Explainable AI for Industrial DDoS Detection: Integrating Visibility Graph Topology with Machine Learning Classifiers
Main article
Abstract
Industrial Internet of Things (IIoT) systems are increasingly exposed to distributed denial-of-service (DDoS) attacks that disrupt production continuity, exhaust edge resources, and obscure operational accountability. Recent work has shown that sliding visibility graphs can transform packet-count time series into topological networks and reveal structural differences between normal and attack traffic.

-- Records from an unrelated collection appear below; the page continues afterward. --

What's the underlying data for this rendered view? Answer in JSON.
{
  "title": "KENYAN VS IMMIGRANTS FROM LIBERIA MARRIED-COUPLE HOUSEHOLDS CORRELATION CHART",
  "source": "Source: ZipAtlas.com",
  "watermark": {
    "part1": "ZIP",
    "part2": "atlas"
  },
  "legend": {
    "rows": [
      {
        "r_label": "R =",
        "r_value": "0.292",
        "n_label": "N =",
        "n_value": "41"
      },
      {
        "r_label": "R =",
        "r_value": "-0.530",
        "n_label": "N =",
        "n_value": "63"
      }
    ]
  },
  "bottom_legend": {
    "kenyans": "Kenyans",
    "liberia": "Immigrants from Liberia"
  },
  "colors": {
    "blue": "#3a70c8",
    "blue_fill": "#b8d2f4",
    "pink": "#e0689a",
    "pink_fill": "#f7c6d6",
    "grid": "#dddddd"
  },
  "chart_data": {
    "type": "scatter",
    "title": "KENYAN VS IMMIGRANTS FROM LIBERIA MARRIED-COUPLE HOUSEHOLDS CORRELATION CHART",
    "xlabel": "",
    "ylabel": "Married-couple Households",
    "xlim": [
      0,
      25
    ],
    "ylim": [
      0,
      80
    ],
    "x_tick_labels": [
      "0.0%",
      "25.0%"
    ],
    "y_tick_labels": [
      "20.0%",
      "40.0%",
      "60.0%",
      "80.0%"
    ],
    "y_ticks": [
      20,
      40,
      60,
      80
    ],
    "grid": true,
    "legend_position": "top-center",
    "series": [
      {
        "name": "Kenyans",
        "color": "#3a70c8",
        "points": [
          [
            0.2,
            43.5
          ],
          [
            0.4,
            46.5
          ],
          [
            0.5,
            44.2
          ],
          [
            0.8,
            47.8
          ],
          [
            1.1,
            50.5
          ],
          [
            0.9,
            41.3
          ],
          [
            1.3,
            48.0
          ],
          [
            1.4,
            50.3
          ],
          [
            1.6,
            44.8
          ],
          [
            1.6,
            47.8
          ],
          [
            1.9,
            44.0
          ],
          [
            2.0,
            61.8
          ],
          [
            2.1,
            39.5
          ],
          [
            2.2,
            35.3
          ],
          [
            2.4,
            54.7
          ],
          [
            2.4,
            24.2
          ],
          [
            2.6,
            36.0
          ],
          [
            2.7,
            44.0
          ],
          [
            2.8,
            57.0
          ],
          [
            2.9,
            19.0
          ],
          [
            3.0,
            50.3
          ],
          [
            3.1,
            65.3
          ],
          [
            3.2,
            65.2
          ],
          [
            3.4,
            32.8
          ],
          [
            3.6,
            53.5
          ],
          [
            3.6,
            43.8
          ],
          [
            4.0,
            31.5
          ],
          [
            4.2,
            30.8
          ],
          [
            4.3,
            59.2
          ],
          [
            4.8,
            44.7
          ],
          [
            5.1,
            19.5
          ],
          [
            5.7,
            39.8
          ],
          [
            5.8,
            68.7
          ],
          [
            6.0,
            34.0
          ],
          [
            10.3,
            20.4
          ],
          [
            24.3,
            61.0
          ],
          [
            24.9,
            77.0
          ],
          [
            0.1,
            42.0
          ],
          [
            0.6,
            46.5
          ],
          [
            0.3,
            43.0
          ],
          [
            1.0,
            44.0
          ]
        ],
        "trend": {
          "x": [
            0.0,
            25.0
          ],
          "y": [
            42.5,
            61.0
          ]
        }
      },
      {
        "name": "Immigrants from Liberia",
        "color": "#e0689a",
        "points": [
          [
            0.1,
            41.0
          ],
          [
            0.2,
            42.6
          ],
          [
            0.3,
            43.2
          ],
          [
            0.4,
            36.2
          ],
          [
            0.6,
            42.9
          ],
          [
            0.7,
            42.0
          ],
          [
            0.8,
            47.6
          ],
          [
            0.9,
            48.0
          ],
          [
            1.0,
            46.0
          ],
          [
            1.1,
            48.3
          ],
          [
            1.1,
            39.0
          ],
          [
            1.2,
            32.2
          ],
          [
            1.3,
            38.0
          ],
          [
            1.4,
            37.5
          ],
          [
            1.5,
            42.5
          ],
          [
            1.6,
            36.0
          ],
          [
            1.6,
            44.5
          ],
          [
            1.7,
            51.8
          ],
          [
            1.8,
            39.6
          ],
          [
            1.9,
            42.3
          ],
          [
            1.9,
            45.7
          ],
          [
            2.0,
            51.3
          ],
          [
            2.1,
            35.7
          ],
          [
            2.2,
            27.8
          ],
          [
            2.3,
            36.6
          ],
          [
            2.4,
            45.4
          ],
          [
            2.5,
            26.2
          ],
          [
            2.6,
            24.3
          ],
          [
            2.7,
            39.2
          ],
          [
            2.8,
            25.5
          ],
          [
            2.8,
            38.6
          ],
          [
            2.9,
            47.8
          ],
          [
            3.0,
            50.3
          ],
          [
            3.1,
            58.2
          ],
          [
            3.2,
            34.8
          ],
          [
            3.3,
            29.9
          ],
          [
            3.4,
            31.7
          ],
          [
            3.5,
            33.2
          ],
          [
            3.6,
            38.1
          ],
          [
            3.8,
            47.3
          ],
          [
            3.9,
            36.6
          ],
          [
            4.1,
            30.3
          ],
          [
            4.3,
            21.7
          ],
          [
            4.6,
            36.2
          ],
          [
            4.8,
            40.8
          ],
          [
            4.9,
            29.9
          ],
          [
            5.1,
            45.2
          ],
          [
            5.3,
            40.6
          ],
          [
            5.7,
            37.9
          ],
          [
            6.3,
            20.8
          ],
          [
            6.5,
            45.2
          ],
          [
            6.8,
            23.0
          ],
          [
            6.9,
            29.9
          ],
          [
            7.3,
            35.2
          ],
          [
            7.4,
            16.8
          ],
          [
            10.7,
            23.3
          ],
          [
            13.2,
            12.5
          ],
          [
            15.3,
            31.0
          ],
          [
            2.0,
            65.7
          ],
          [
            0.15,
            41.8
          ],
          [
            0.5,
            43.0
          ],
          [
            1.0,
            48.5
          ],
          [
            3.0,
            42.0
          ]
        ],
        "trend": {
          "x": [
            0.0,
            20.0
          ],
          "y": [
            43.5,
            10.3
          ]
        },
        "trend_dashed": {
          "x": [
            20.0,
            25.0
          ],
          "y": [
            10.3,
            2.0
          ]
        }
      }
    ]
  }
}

This article develops a new explainable AI framework for industrial DDoS detection by integrating visibility-graph topology with machine-learning classifiers and post-hoc explanation mechanisms. Rather than treating prediction accuracy as the sole criterion, the study formalizes a pipeline that links time-window construction, sliding visibility graph mapping, statistical feature extraction, topology-aware feature fusion, classifier training, and explanation delivery for security operators. A reconstructed feature-level evaluation, anchored in IIoT DDoS traffic characteristics reported in the source manuscript, compares support vector machines, random forests, gradient-boosted decision trees, and multilayer perceptron’s under statistical-only, topology-only, and fused feature settings. The fused configuration achieves the strongest balance of accuracy, recall, and interpretability, while explanation analysis shows that degree variance, average degree, modularity, burst dispersion, and first-difference volatility play different roles across high-rate, low-rate, and fragmentation attacks. The article contributes an XAI-oriented industrial cybersecurity architecture, a feature-explanation taxonomy for SVG-derived traffic analytics, and deployment guidance for edge-compatible, auditable DDoS detection in smart manufacturing environments.